One of my main hang-ups back in the day was that I didn’t think I was any good at playing games. I enjoyed playing games casually, but I could never play them in front of people. My hands would get clammy and I would completely flail around, I hated it. And then I started playing more and more, and I would always have the difficulty on ‘easy’ and I felt weirdly ashamed. Could I call myself a gamer? I asked myself…
The answer is yes. Of course, past Siobhan. Why not? Enjoyment is surely the main element to get out of games. But I find that so many people put pressure on others to be good, especially online. The discourse that crops up in online gaming is just so alienating and downright dumb and is why I am still so against playing online multiplayers. You get so much abuse if you aren’t as good as the other players. And where is the fun in that, eh?
I remember playing Mass Effect 2 for the first time, bearing in mind that I hadn’t really played an RPG/shooter before, so I had no idea how it worked. I had no idea how the level-up/upgrade situation worked, so I just blasted through the game having the time of my life, got to the end and surprise, surprise I had done nothing in the realm of upgrades so pretty much all my favourite teammates perished. It was so upsetting. But hey, I had an amazing time. And if anything, the fact that I had such a traumatic ending, it only added to the drama, and I had a pretty different experience to those who kitted out the Normandy!

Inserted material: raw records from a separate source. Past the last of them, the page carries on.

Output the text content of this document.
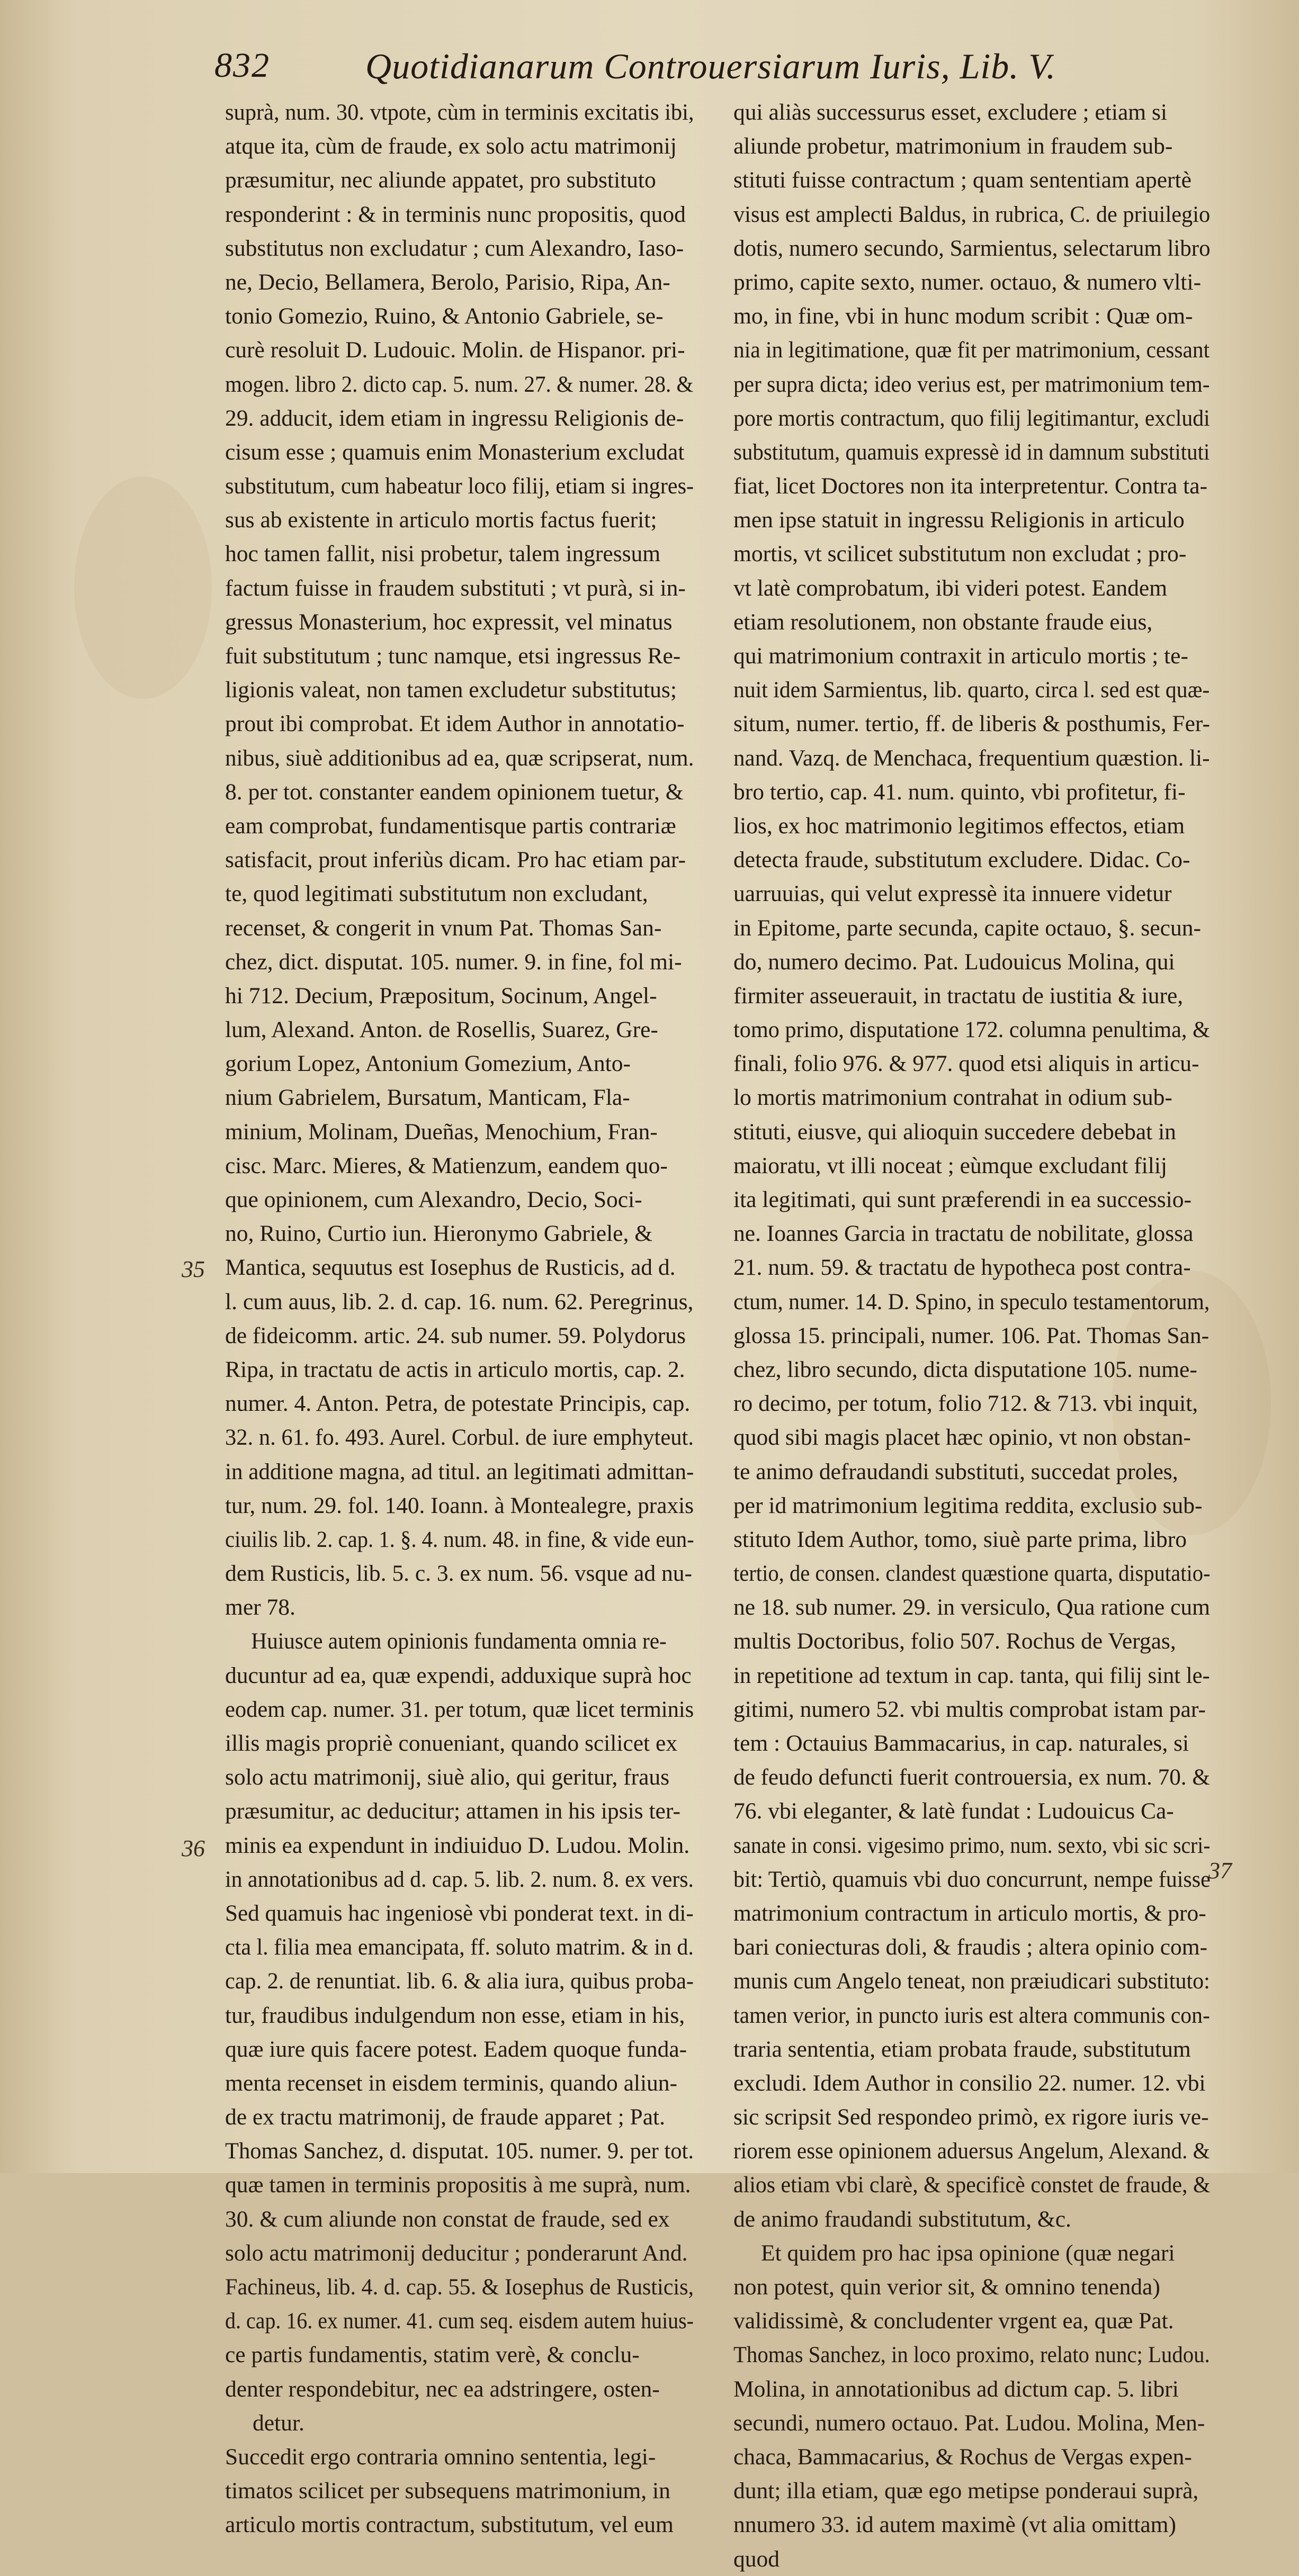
832	Quotidianarum Controuersiarum Iuris, Lib. V.
35
36
37
suprà, num. 30. vtpote, cùm in terminis excitatis ibi,
atque ita, cùm de fraude, ex solo actu matrimonij
præsumitur, nec aliunde appatet, pro substituto
responderint : & in terminis nunc propositis, quod
substitutus non excludatur ; cum Alexandro, Iaso-
ne, Decio, Bellamera, Berolo, Parisio, Ripa, An-
tonio Gomezio, Ruino, & Antonio Gabriele, se-
curè resoluit D. Ludouic. Molin. de Hispanor. pri-
mogen. libro 2. dicto cap. 5. num. 27. & numer. 28. &
29. adducit, idem etiam in ingressu Religionis de-
cisum esse ; quamuis enim Monasterium excludat
substitutum, cum habeatur loco filij, etiam si ingres-
sus ab existente in articulo mortis factus fuerit;
hoc tamen fallit, nisi probetur, talem ingressum
factum fuisse in fraudem substituti ; vt purà, si in-
gressus Monasterium, hoc expressit, vel minatus
fuit substitutum ; tunc namque, etsi ingressus Re-
ligionis valeat, non tamen excludetur substitutus;
prout ibi comprobat. Et idem Author in annotatio-
nibus, siuè additionibus ad ea, quæ scripserat, num.
8. per tot. constanter eandem opinionem tuetur, &
eam comprobat, fundamentisque partis contrariæ
satisfacit, prout inferiùs dicam. Pro hac etiam par-
te, quod legitimati substitutum non excludant,
recenset, & congerit in vnum Pat. Thomas San-
chez, dict. disputat. 105. numer. 9. in fine, fol mi-
hi 712. Decium, Præpositum, Socinum, Angel-
lum, Alexand. Anton. de Rosellis, Suarez, Gre-
gorium Lopez, Antonium Gomezium, Anto-
nium Gabrielem, Bursatum, Manticam, Fla-
minium, Molinam, Dueñas, Menochium, Fran-
cisc. Marc. Mieres, & Matienzum, eandem quo-
que opinionem, cum Alexandro, Decio, Soci-
no, Ruino, Curtio iun. Hieronymo Gabriele, &
Mantica, sequutus est Iosephus de Rusticis, ad d.
l. cum auus, lib. 2. d. cap. 16. num. 62. Peregrinus,
de fideicomm. artic. 24. sub numer. 59. Polydorus
Ripa, in tractatu de actis in articulo mortis, cap. 2.
numer. 4. Anton. Petra, de potestate Principis, cap.
32. n. 61. fo. 493. Aurel. Corbul. de iure emphyteut.
in additione magna, ad titul. an legitimati admittan-
tur, num. 29. fol. 140. Ioann. à Montealegre, praxis
ciuilis lib. 2. cap. 1. §. 4. num. 48. in fine, & vide eun-
dem Rusticis, lib. 5. c. 3. ex num. 56. vsque ad nu-
mer 78.
Huiusce autem opinionis fundamenta omnia re-
ducuntur ad ea, quæ expendi, adduxique suprà hoc
eodem cap. numer. 31. per totum, quæ licet terminis
illis magis propriè conueniant, quando scilicet ex
solo actu matrimonij, siuè alio, qui geritur, fraus
præsumitur, ac deducitur; attamen in his ipsis ter-
minis ea expendunt in indiuiduo D. Ludou. Molin.
in annotationibus ad d. cap. 5. lib. 2. num. 8. ex vers.
Sed quamuis hac ingeniosè vbi ponderat text. in di-
cta l. filia mea emancipata, ff. soluto matrim. & in d.
cap. 2. de renuntiat. lib. 6. & alia iura, quibus proba-
tur, fraudibus indulgendum non esse, etiam in his,
quæ iure quis facere potest. Eadem quoque funda-
menta recenset in eisdem terminis, quando aliun-
de ex tractu matrimonij, de fraude apparet ; Pat.
Thomas Sanchez, d. disputat. 105. numer. 9. per tot.
quæ tamen in terminis propositis à me suprà, num.
30. & cum aliunde non constat de fraude, sed ex
solo actu matrimonij deducitur ; ponderarunt And.
Fachineus, lib. 4. d. cap. 55. & Iosephus de Rusticis,
d. cap. 16. ex numer. 41. cum seq. eisdem autem huius-
ce partis fundamentis, statim verè, & conclu-
denter respondebitur, nec ea adstringere, osten-
detur.
Succedit ergo contraria omnino sententia, legi-
timatos scilicet per subsequens matrimonium, in
articulo mortis contractum, substitutum, vel eum
qui aliàs successurus esset, excludere ; etiam si
aliunde probetur, matrimonium in fraudem sub-
stituti fuisse contractum ; quam sententiam apertè
visus est amplecti Baldus, in rubrica, C. de priuilegio
dotis, numero secundo, Sarmientus, selectarum libro
primo, capite sexto, numer. octauo, & numero vlti-
mo, in fine, vbi in hunc modum scribit : Quæ om-
nia in legitimatione, quæ fit per matrimonium, cessant
per supra dicta; ideo verius est, per matrimonium tem-
pore mortis contractum, quo filij legitimantur, excludi
substitutum, quamuis expressè id in damnum substituti
fiat, licet Doctores non ita interpretentur. Contra ta-
men ipse statuit in ingressu Religionis in articulo
mortis, vt scilicet substitutum non excludat ; pro-
vt latè comprobatum, ibi videri potest. Eandem
etiam resolutionem, non obstante fraude eius,
qui matrimonium contraxit in articulo mortis ; te-
nuit idem Sarmientus, lib. quarto, circa l. sed est quæ-
situm, numer. tertio, ff. de liberis & posthumis, Fer-
nand. Vazq. de Menchaca, frequentium quæstion. li-
bro tertio, cap. 41. num. quinto, vbi profitetur, fi-
lios, ex hoc matrimonio legitimos effectos, etiam
detecta fraude, substitutum excludere. Didac. Co-
uarruuias, qui velut expressè ita innuere videtur
in Epitome, parte secunda, capite octauo, §. secun-
do, numero decimo. Pat. Ludouicus Molina, qui
firmiter asseuerauit, in tractatu de iustitia & iure,
tomo primo, disputatione 172. columna penultima, &
finali, folio 976. & 977. quod etsi aliquis in articu-
lo mortis matrimonium contrahat in odium sub-
stituti, eiusve, qui alioquin succedere debebat in
maioratu, vt illi noceat ; eùmque excludant filij
ita legitimati, qui sunt præferendi in ea successio-
ne. Ioannes Garcia in tractatu de nobilitate, glossa
21. num. 59. & tractatu de hypotheca post contra-
ctum, numer. 14. D. Spino, in speculo testamentorum,
glossa 15. principali, numer. 106. Pat. Thomas San-
chez, libro secundo, dicta disputatione 105. nume-
ro decimo, per totum, folio 712. & 713. vbi inquit,
quod sibi magis placet hæc opinio, vt non obstan-
te animo defraudandi substituti, succedat proles,
per id matrimonium legitima reddita, exclusio sub-
stituto Idem Author, tomo, siuè parte prima, libro
tertio, de consen. clandest quæstione quarta, disputatio-
ne 18. sub numer. 29. in versiculo, Qua ratione cum
multis Doctoribus, folio 507. Rochus de Vergas,
in repetitione ad textum in cap. tanta, qui filij sint le-
gitimi, numero 52. vbi multis comprobat istam par-
tem : Octauius Bammacarius, in cap. naturales, si
de feudo defuncti fuerit controuersia, ex num. 70. &
76. vbi eleganter, & latè fundat : Ludouicus Ca-
sanate in consi. vigesimo primo, num. sexto, vbi sic scri-
bit: Tertiò, quamuis vbi duo concurrunt, nempe fuisse
matrimonium contractum in articulo mortis, & pro-
bari coniecturas doli, & fraudis ; altera opinio com-
munis cum Angelo teneat, non præiudicari substituto:
tamen verior, in puncto iuris est altera communis con-
traria sententia, etiam probata fraude, substitutum
excludi. Idem Author in consilio 22. numer. 12. vbi
sic scripsit Sed respondeo primò, ex rigore iuris ve-
riorem esse opinionem aduersus Angelum, Alexand. &
alios etiam vbi clarè, & specificè constet de fraude, &
de animo fraudandi substitutum, &c.
Et quidem pro hac ipsa opinione (quæ negari
non potest, quin verior sit, & omnino tenenda)
validissimè, & concludenter vrgent ea, quæ Pat.
Thomas Sanchez, in loco proximo, relato nunc; Ludou.
Molina, in annotationibus ad dictum cap. 5. libri
secundi, numero octauo. Pat. Ludou. Molina, Men-
chaca, Bammacarius, & Rochus de Vergas expen-
dunt; illa etiam, quæ ego metipse ponderaui suprà,
nnumero 33. id autem maximè (vt alia omittam)
quod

But at the time I beat myself up about it and felt so stupid. I remember getting looks of pity from my friends. But then I started playing The Legend of Zelda. I was introduced to it by my boyfriend. Even then I had a hard time playing it, and I would want to give up at the slightest hurdle because I felt stupid, which led to me not completing so many games that I have gone back to and loved. But I quickly got over that because of the love I developed for the game.
I even remember someone warning me that Crash Bandicoot was ‘a really hard game’ when I got excited about getting it with the PS4. At first, I felt so patronised and offended and then I got determined to play it, just to prove a point. And guess what, I got better, I persisted and now I am decidedly average when it comes to games, and you know what I don’t care what anyone thinks about me because I am having the time of my life!
So, I propose a revolution of the terrible/mediocre gamers who have no idea what they are doing and just have fun without the judgement of others. Fall off as many Mario brick walls as possible accidentally hit a teammate, get hit by as many Deku nuts as humanly possible! Just have FUN!